Настоятель слышал, что мы плакали от страха до самого утра под
крошечными блестками звезд.
Настал полдень. Кто отдыхал, кто ел апельсин, кто изливал душу.
Бернардо Дитя рассказывал о своих любовных победах, тогда как с губ его и
зубов по густой бороде стекал золотистый сладкий сок. Любил он семь женщин
поочередно, но прорицатель открыл ему, что все они -- только образ
единственной, которую ом теперь ищет в море.
-- Что у тебя с глазами почему они не голубые?
Брат его, Хопер Дитя, берег его глаза пуще собственных. Это слезы...--
отвечал Бернардо, отирая щеку волосатой рукой выдубленной солнцем и ветром.
Женские имена попадались в апельсиновых дольках, словно косточки. Когда
рассказывал другой моряк, Луис Ананас, рука его открывалась, как пасть
голодного льва, который не рычит а выпускает голубей на волю. Так говорил он
сам, тревожно глядя на людей, словно к морю не привык и не видит горизонта.
Только стемнело, мы увидали призрачный бриг, весь в огнях. Он не отделял
моря от неба, везде царил сумрак. Огни брига тянулись вдоль кормы,
удлинялись, бледнели, дрожали. Огромная зебра в трепещущую полоску.
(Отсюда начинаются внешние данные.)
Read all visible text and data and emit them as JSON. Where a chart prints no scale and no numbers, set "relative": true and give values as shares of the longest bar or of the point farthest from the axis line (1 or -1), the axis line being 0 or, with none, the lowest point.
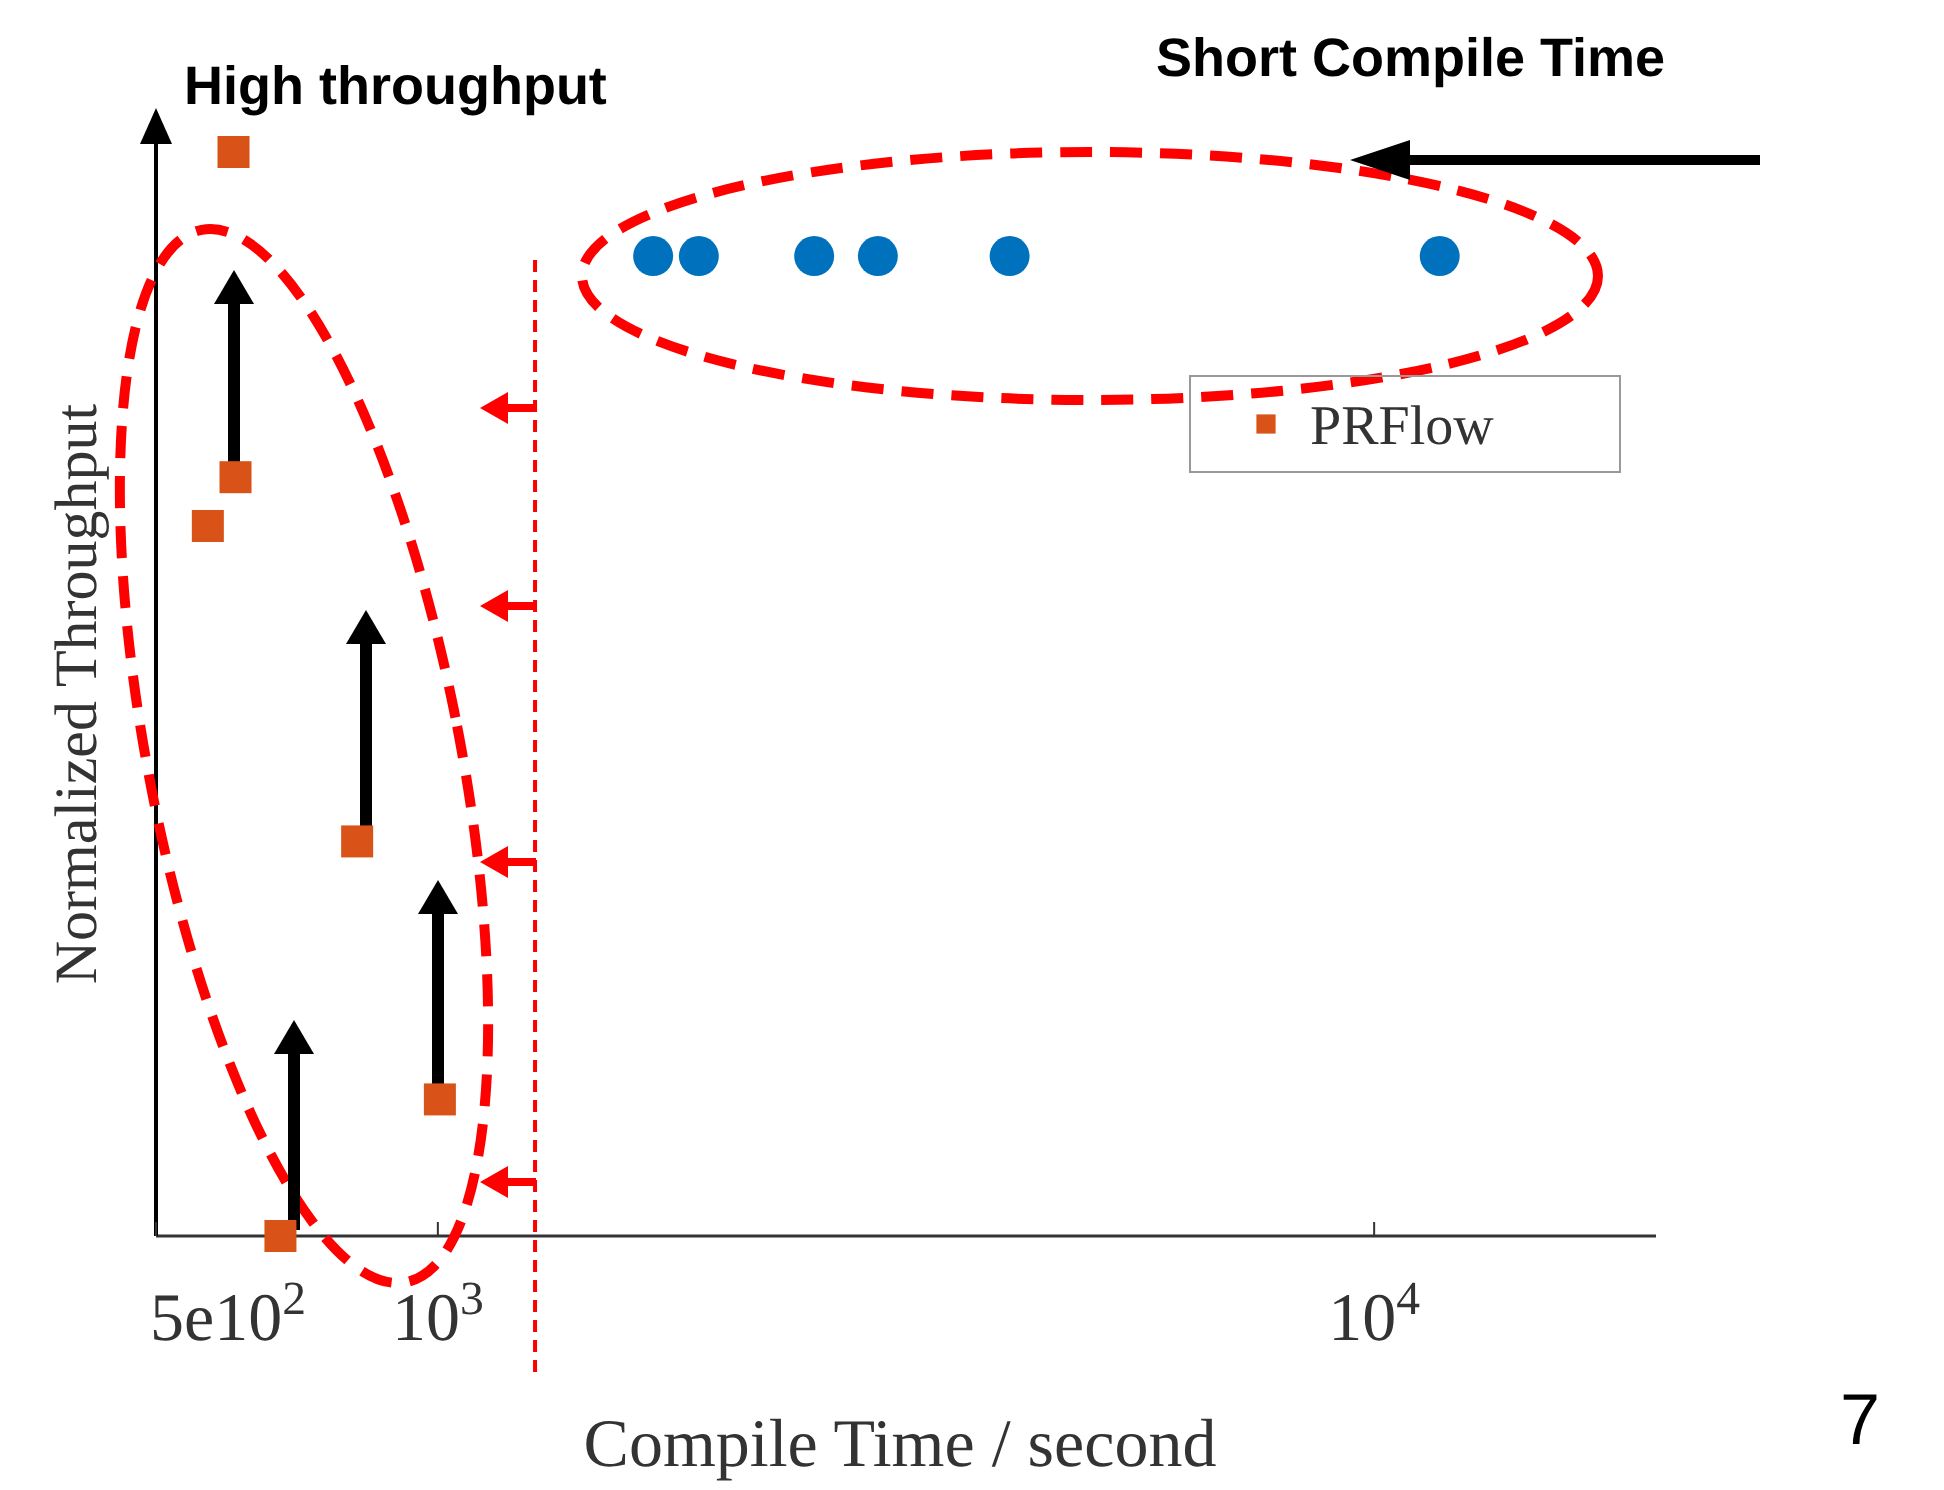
{
  "chart_data": {
    "type": "scatter",
    "xlabel": "Compile Time / second",
    "ylabel": "Normalized Throughput",
    "log": "x",
    "xlim": [
      500,
      20000
    ],
    "xticks": [
      {
        "value": 500,
        "label": "5e10$^{2}$"
      },
      {
        "value": 1000,
        "label": "10$^{3}$"
      },
      {
        "value": 10000,
        "label": "10$^{4}$"
      }
    ],
    "relative": true,
    "tick_labels": "x",
    "legend": "top right",
    "grid": false,
    "series": [
      {
        "color": "#0072bd",
        "marker": "circle",
        "x": [
          1698,
          1900,
          2523,
          2951,
          4080,
          11750
        ],
        "values": [
          0.904,
          0.904,
          0.904,
          0.904,
          0.904,
          0.904
        ]
      },
      {
        "name": "PRFlow",
        "color": "#d95319",
        "marker": "square",
        "x": [
          605,
          608,
          568,
          820,
          1005,
          679
        ],
        "values": [
          1,
          0.7,
          0.655,
          0.364,
          0.126,
          0
        ]
      }
    ],
    "ref_lines": [
      {
        "axis": "x",
        "value": 1270,
        "color": "#ff0000",
        "line_style": "dashed"
      }
    ],
    "annotations": [
      "High throughput",
      "Short Compile Time",
      "7"
    ]
  }
}
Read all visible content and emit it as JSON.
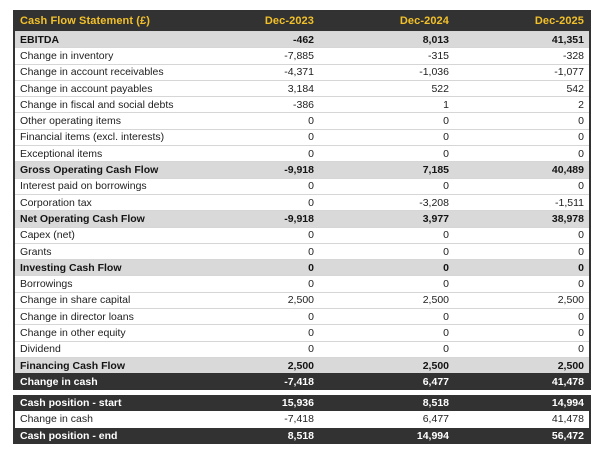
{
  "header": {
    "label": "Cash Flow Statement (£)",
    "columns": [
      "Dec-2023",
      "Dec-2024",
      "Dec-2025"
    ]
  },
  "body_rows": [
    {
      "label": "EBITDA",
      "values": [
        "-462",
        "8,013",
        "41,351"
      ],
      "style": "subtotal"
    },
    {
      "label": "Change in inventory",
      "values": [
        "-7,885",
        "-315",
        "-328"
      ],
      "style": "normal"
    },
    {
      "label": "Change in account receivables",
      "values": [
        "-4,371",
        "-1,036",
        "-1,077"
      ],
      "style": "normal"
    },
    {
      "label": "Change in account payables",
      "values": [
        "3,184",
        "522",
        "542"
      ],
      "style": "normal"
    },
    {
      "label": "Change in fiscal and social debts",
      "values": [
        "-386",
        "1",
        "2"
      ],
      "style": "normal"
    },
    {
      "label": "Other operating items",
      "values": [
        "0",
        "0",
        "0"
      ],
      "style": "normal"
    },
    {
      "label": "Financial items (excl. interests)",
      "values": [
        "0",
        "0",
        "0"
      ],
      "style": "normal"
    },
    {
      "label": "Exceptional items",
      "values": [
        "0",
        "0",
        "0"
      ],
      "style": "normal"
    },
    {
      "label": "Gross Operating Cash Flow",
      "values": [
        "-9,918",
        "7,185",
        "40,489"
      ],
      "style": "subtotal"
    },
    {
      "label": "Interest paid on borrowings",
      "values": [
        "0",
        "0",
        "0"
      ],
      "style": "normal"
    },
    {
      "label": "Corporation tax",
      "values": [
        "0",
        "-3,208",
        "-1,511"
      ],
      "style": "normal"
    },
    {
      "label": "Net Operating Cash Flow",
      "values": [
        "-9,918",
        "3,977",
        "38,978"
      ],
      "style": "subtotal"
    },
    {
      "label": "Capex (net)",
      "values": [
        "0",
        "0",
        "0"
      ],
      "style": "normal"
    },
    {
      "label": "Grants",
      "values": [
        "0",
        "0",
        "0"
      ],
      "style": "normal"
    },
    {
      "label": "Investing Cash Flow",
      "values": [
        "0",
        "0",
        "0"
      ],
      "style": "subtotal"
    },
    {
      "label": "Borrowings",
      "values": [
        "0",
        "0",
        "0"
      ],
      "style": "normal"
    },
    {
      "label": "Change in share capital",
      "values": [
        "2,500",
        "2,500",
        "2,500"
      ],
      "style": "normal"
    },
    {
      "label": "Change in director loans",
      "values": [
        "0",
        "0",
        "0"
      ],
      "style": "normal"
    },
    {
      "label": "Change in other equity",
      "values": [
        "0",
        "0",
        "0"
      ],
      "style": "normal"
    },
    {
      "label": "Dividend",
      "values": [
        "0",
        "0",
        "0"
      ],
      "style": "normal"
    },
    {
      "label": "Financing Cash Flow",
      "values": [
        "2,500",
        "2,500",
        "2,500"
      ],
      "style": "subtotal"
    },
    {
      "label": "Change in cash",
      "values": [
        "-7,418",
        "6,477",
        "41,478"
      ],
      "style": "dark"
    }
  ],
  "summary_rows": [
    {
      "label": "Cash position - start",
      "values": [
        "15,936",
        "8,518",
        "14,994"
      ],
      "style": "dark"
    },
    {
      "label": "Change in cash",
      "values": [
        "-7,418",
        "6,477",
        "41,478"
      ],
      "style": "normal"
    },
    {
      "label": "Cash position - end",
      "values": [
        "8,518",
        "14,994",
        "56,472"
      ],
      "style": "dark"
    }
  ],
  "colors": {
    "header_bg": "#323232",
    "header_text": "#F2C029",
    "subtotal_bg": "#D9D9D9",
    "dark_row_bg": "#323232",
    "dark_row_text": "#FFFFFF"
  }
}
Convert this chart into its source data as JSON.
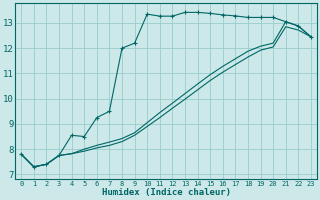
{
  "xlabel": "Humidex (Indice chaleur)",
  "bg_color": "#cce8e8",
  "grid_color": "#99cccc",
  "line_color": "#006666",
  "xlim": [
    -0.5,
    23.5
  ],
  "ylim": [
    6.8,
    13.8
  ],
  "xticks": [
    0,
    1,
    2,
    3,
    4,
    5,
    6,
    7,
    8,
    9,
    10,
    11,
    12,
    13,
    14,
    15,
    16,
    17,
    18,
    19,
    20,
    21,
    22,
    23
  ],
  "yticks": [
    7,
    8,
    9,
    10,
    11,
    12,
    13
  ],
  "curve1_x": [
    0,
    1,
    2,
    3,
    4,
    5,
    6,
    7,
    8,
    9,
    10,
    11,
    12,
    13,
    14,
    15,
    16,
    17,
    18,
    19,
    20,
    21,
    22,
    23
  ],
  "curve1_y": [
    7.8,
    7.3,
    7.4,
    7.75,
    8.55,
    8.5,
    9.25,
    9.5,
    12.0,
    12.2,
    13.35,
    13.27,
    13.27,
    13.42,
    13.42,
    13.38,
    13.32,
    13.28,
    13.22,
    13.22,
    13.22,
    13.05,
    12.88,
    12.45
  ],
  "curve2_x": [
    0,
    1,
    2,
    3,
    4,
    5,
    6,
    7,
    8,
    9,
    10,
    11,
    12,
    13,
    14,
    15,
    16,
    17,
    18,
    19,
    20,
    21,
    22,
    23
  ],
  "curve2_y": [
    7.8,
    7.3,
    7.4,
    7.75,
    7.82,
    8.0,
    8.15,
    8.28,
    8.42,
    8.65,
    9.05,
    9.45,
    9.82,
    10.2,
    10.58,
    10.95,
    11.28,
    11.58,
    11.88,
    12.08,
    12.2,
    13.05,
    12.88,
    12.45
  ],
  "curve3_x": [
    0,
    1,
    2,
    3,
    4,
    5,
    6,
    7,
    8,
    9,
    10,
    11,
    12,
    13,
    14,
    15,
    16,
    17,
    18,
    19,
    20,
    21,
    22,
    23
  ],
  "curve3_y": [
    7.8,
    7.3,
    7.4,
    7.75,
    7.82,
    7.92,
    8.05,
    8.15,
    8.3,
    8.55,
    8.9,
    9.25,
    9.62,
    9.98,
    10.35,
    10.72,
    11.05,
    11.35,
    11.65,
    11.92,
    12.05,
    12.85,
    12.72,
    12.45
  ]
}
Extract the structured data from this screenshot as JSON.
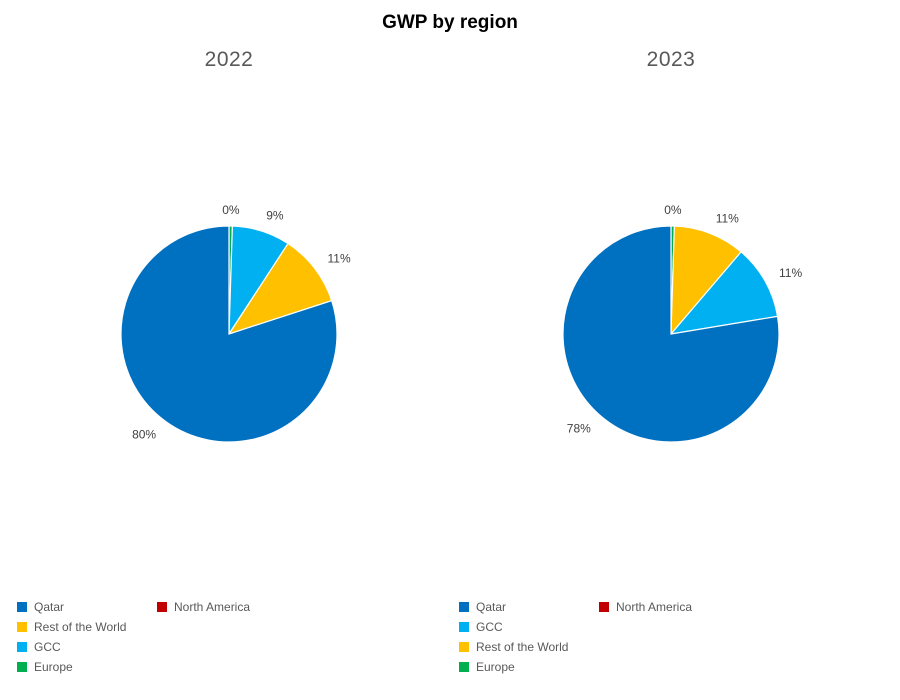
{
  "title": "GWP by region",
  "chart_data": [
    {
      "type": "pie",
      "title": "2022",
      "slices": [
        {
          "label": "Europe",
          "value": 0.5,
          "display": "0%",
          "color": "#00B050"
        },
        {
          "label": "GCC",
          "value": 8.7,
          "display": "9%",
          "color": "#00B0F0"
        },
        {
          "label": "Rest of the World",
          "value": 10.8,
          "display": "11%",
          "color": "#FFC000"
        },
        {
          "label": "Qatar",
          "value": 80,
          "display": "80%",
          "color": "#0070C0"
        },
        {
          "label": "North America",
          "value": 0,
          "display": "",
          "color": "#C00000"
        }
      ],
      "legend_position": "bottom",
      "legend": [
        {
          "label": "Qatar",
          "color": "#0070C0"
        },
        {
          "label": "North America",
          "color": "#C00000"
        },
        {
          "label": "Rest of the World",
          "color": "#FFC000"
        },
        {
          "label": "GCC",
          "color": "#00B0F0"
        },
        {
          "label": "Europe",
          "color": "#00B050"
        }
      ]
    },
    {
      "type": "pie",
      "title": "2023",
      "slices": [
        {
          "label": "Europe",
          "value": 0.5,
          "display": "0%",
          "color": "#00B050"
        },
        {
          "label": "Rest of the World",
          "value": 10.8,
          "display": "11%",
          "color": "#FFC000"
        },
        {
          "label": "GCC",
          "value": 11.2,
          "display": "11%",
          "color": "#00B0F0"
        },
        {
          "label": "Qatar",
          "value": 78,
          "display": "78%",
          "color": "#0070C0"
        },
        {
          "label": "North America",
          "value": 0,
          "display": "",
          "color": "#C00000"
        }
      ],
      "legend_position": "bottom",
      "legend": [
        {
          "label": "Qatar",
          "color": "#0070C0"
        },
        {
          "label": "North America",
          "color": "#C00000"
        },
        {
          "label": "GCC",
          "color": "#00B0F0"
        },
        {
          "label": "Rest of the World",
          "color": "#FFC000"
        },
        {
          "label": "Europe",
          "color": "#00B050"
        }
      ]
    }
  ]
}
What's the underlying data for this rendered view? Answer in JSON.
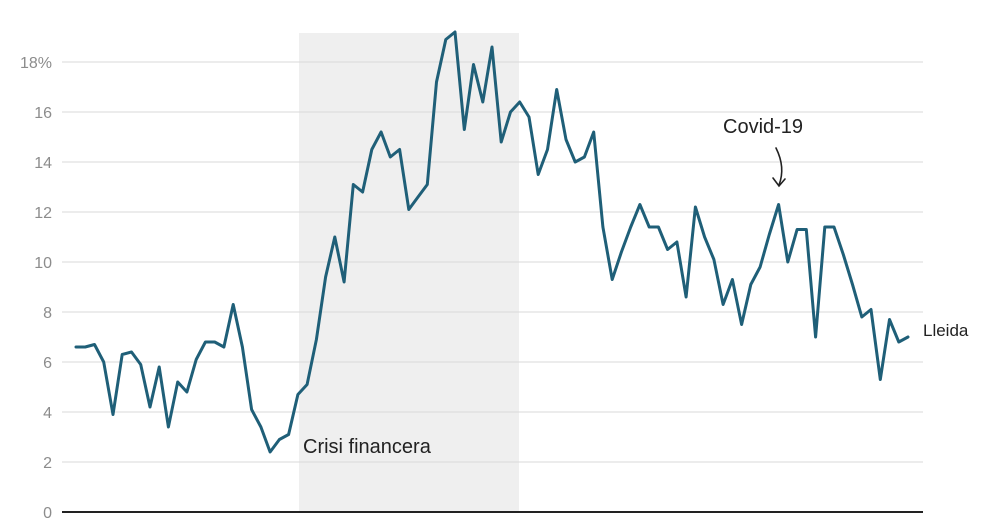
{
  "chart_data": {
    "type": "line",
    "ylim": [
      0,
      19
    ],
    "y_ticks": [
      {
        "value": 0,
        "label": "0"
      },
      {
        "value": 2,
        "label": "2"
      },
      {
        "value": 4,
        "label": "4"
      },
      {
        "value": 6,
        "label": "6"
      },
      {
        "value": 8,
        "label": "8"
      },
      {
        "value": 10,
        "label": "10"
      },
      {
        "value": 12,
        "label": "12"
      },
      {
        "value": 14,
        "label": "14"
      },
      {
        "value": 16,
        "label": "16"
      },
      {
        "value": 18,
        "label": "18%"
      }
    ],
    "grid": true,
    "shaded_region": {
      "label": "Crisi financera",
      "x_range": [
        24,
        46
      ]
    },
    "annotation": {
      "label": "Covid-19",
      "x": 70,
      "y": 12.3
    },
    "series": [
      {
        "name": "Lleida",
        "color": "#1f5f78",
        "values": [
          6.6,
          6.6,
          6.7,
          6.0,
          3.9,
          6.3,
          6.4,
          5.9,
          4.2,
          5.8,
          3.4,
          5.2,
          4.8,
          6.1,
          6.8,
          6.8,
          6.6,
          8.3,
          6.6,
          4.1,
          3.4,
          2.4,
          2.9,
          3.1,
          4.7,
          5.1,
          6.9,
          9.4,
          11.0,
          9.2,
          13.1,
          12.8,
          14.5,
          15.2,
          14.2,
          14.5,
          12.1,
          12.6,
          13.1,
          17.2,
          18.9,
          19.2,
          15.3,
          17.9,
          16.4,
          18.6,
          14.8,
          16.0,
          16.4,
          15.8,
          13.5,
          14.5,
          16.9,
          14.9,
          14.0,
          14.2,
          15.2,
          11.4,
          9.3,
          10.4,
          11.4,
          12.3,
          11.4,
          11.4,
          10.5,
          10.8,
          8.6,
          12.2,
          11.0,
          10.1,
          8.3,
          9.3,
          7.5,
          9.1,
          9.8,
          11.1,
          12.3,
          10.0,
          11.3,
          11.3,
          7.0,
          11.4,
          11.4,
          10.3,
          9.1,
          7.8,
          8.1,
          5.3,
          7.7,
          6.8,
          7.0
        ]
      }
    ]
  }
}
Мы
видели это наяву, а Хопер Дитя рассказал, когда проснулся, что он это видел
во сне.
-- Может, я и не спал,-- покладисто сказал он, чтобы не спорить с
братом своим Бернардо, у которого смеялись и голубые глаза, и ровные зубы,
белые, как рыбий хребет.-- Ночью все похоже на сон.
Пока я жив, не забуду того часа, часа сладких апельсинов, хранивших
наши тайны; семерых женщин Бернардо; забот Холера о его голубых глазах,
наполовину скрытых слезами; толков о морской зебре -- во сне ее видел Хопер
или наяву, в ночи, похожей на сон; любовных похождений Луиса, повествуя о
которых он взмахивал красивой десницей юного старца, и она порою казалась
гривастой львиной головою.
-- Настоятель,-- сказал кто-то, улыбаясь, чтобы тот увидел его сквозь
решетку ресниц,-- почему днем исчезает судно, которое мы ищем?
-- Оно исчезает,-- без колебаний отвечал Настоятель,-- как исчезает
храм, когда мы входим в него.
И неожиданное сравнение, и самое слово в его устах (он пророкотал
"хр-р-рам", словно гром прогремел, вселяя священный трепет) напомнили нам о
нашей церковке, из которой мы ушли под звезды, к морю.
Расслышав мои мысли, Бернардо открыл голубые глаза.
-- Ты что-то сказал? Ты тоже?..
-- Нет, я только подумал, не сказал, но как прекрасно слово "тоже".
Настоятель стоял, как и прежде, на носу, у мачты. Когда он был с нами,
утихали страхи.
-- Это не рыба... это ледяная глыба!
-- Молчи!-- закричал я Бернардо.-- Это парусник, который мы ищем.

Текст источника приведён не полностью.